Most modern payment processing providers, including Stripe, take a holistic approach to payment processing, handling everything from start to finish. This relieves businesses of a significant amount of operational burden versus building in-house payment processing infrastructure—and it also means that choosing a payment processor is an important task.

How to choose a payment processor

The right processor not only facilitates smooth and secure transactions, but also contributes to an improved, personalized customer experience. A seamless payment process can enhance customer satisfaction and loyalty, while glitches or limited payment options can frustrate customers and impact sales and retention.
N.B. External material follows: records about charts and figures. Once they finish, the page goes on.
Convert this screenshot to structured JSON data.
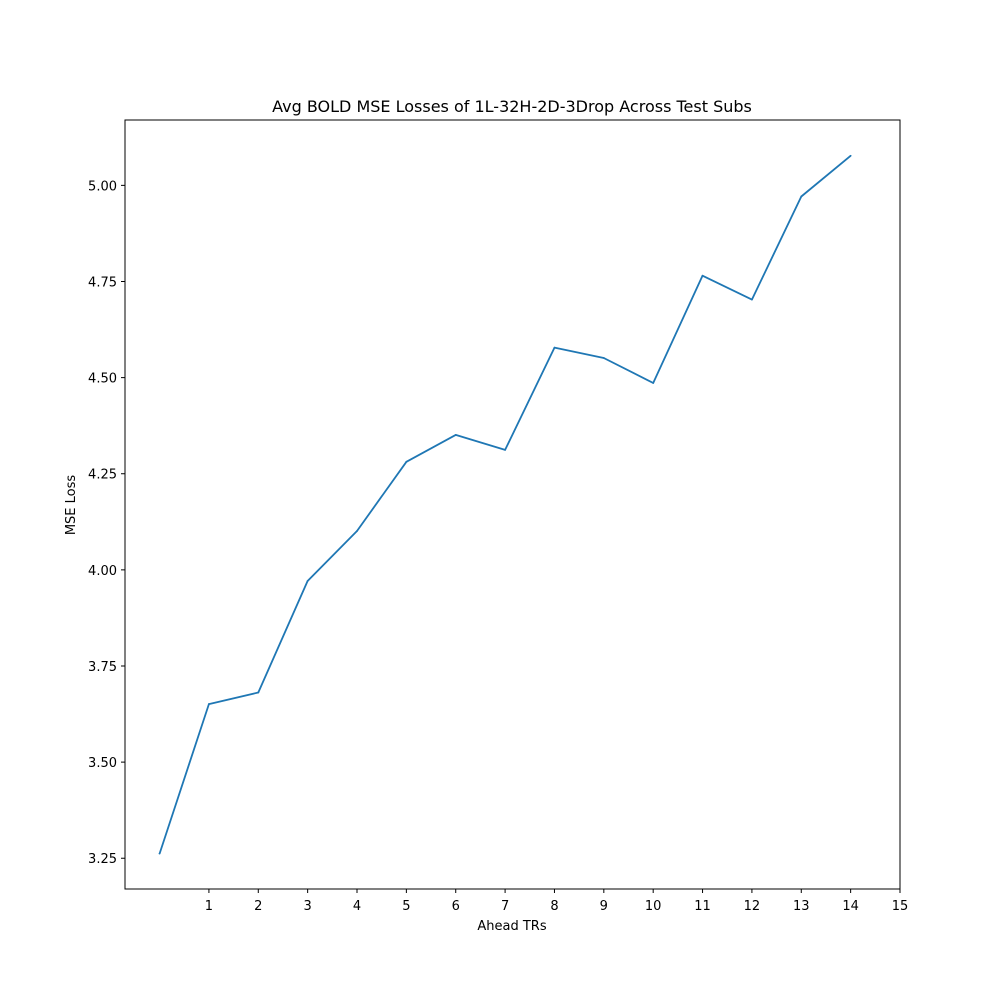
{
  "chart_data": {
    "type": "line",
    "title": "Avg BOLD MSE Losses of 1L-32H-2D-3Drop Across Test Subs",
    "xlabel": "Ahead TRs",
    "ylabel": "MSE Loss",
    "xlim": [
      -0.7,
      15.0
    ],
    "ylim": [
      3.17,
      5.17
    ],
    "xticks": [
      1,
      2,
      3,
      4,
      5,
      6,
      7,
      8,
      9,
      10,
      11,
      12,
      13,
      14,
      15
    ],
    "xtick_labels": [
      "1",
      "2",
      "3",
      "4",
      "5",
      "6",
      "7",
      "8",
      "9",
      "10",
      "11",
      "12",
      "13",
      "14",
      "15"
    ],
    "yticks": [
      3.25,
      3.5,
      3.75,
      4.0,
      4.25,
      4.5,
      4.75,
      5.0
    ],
    "ytick_labels": [
      "3.25",
      "3.50",
      "3.75",
      "4.00",
      "4.25",
      "4.50",
      "4.75",
      "5.00"
    ],
    "grid": false,
    "series": [
      {
        "color": "#1f77b4",
        "x": [
          0,
          1,
          2,
          3,
          4,
          5,
          6,
          7,
          8,
          9,
          10,
          11,
          12,
          13,
          14
        ],
        "y": [
          3.262,
          3.651,
          3.681,
          3.971,
          4.101,
          4.281,
          4.351,
          4.312,
          4.578,
          4.551,
          4.486,
          4.765,
          4.703,
          4.971,
          5.077
        ]
      }
    ]
  }
}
To that end, here are some key questions businesses should consider when choosing a payment processor:

  • Which payment methods does the processor support?
    Does it accept all major credit and debit cards, digital wallets, and other payment types relevant to your customers?

  • What are the fees and pricing structure?
    This includes transaction fees, setup fees, monthly fees, and any hidden charges. How do these fees align with your current sales volume and projected growth?

  • What level of customer support does the processor provide?
    Can you easily reach its support team when you need help or have questions? Which channels does it use for support (phone, email, live chat)?

  • Is the processor PCI compliant, and how does it ensure transaction security?
    Does it use encryption, tokenization, and other security measures to protect your customers’ payment data?

  • How easy is it to integrate with your existing systems?
    Can you easily integrate it into your current POS system, ecommerce platform, or other business systems?

  • What is the settlement speed?
    How long does it take for funds to be transferred from the processor to your bank account?

  • Does the processor provide a user-friendly interface and comprehensive reporting?
    Can you easily monitor transactions, access reports, and gain insight into your sales data?

  • How does the processor handle chargebacks and disputes?
    Does it provide support and guidance during the chargeback process?

  • Can the processor support your business as it scales?
    Does it have the capacity to handle a higher volume of transactions as your business grows? Can it support multiple currencies and international transactions if you plan to expand globally?

  • What is the processor’s reputation and reliability?
    What are other businesses saying about their experiences with the processor? Are there any red flags in terms of uptime, reliability, or customer satisfaction?

Approach this process by clearly identifying which answers would indicate a good fit for your business. Spend time assessing what your business needs now, how those needs might evolve over time based on your growth trajectory, and how to prioritize different payment processing features. Payment processing providers that meet all of your requirements are likely a good fit—but payment processing providers that are highly adaptable are even better.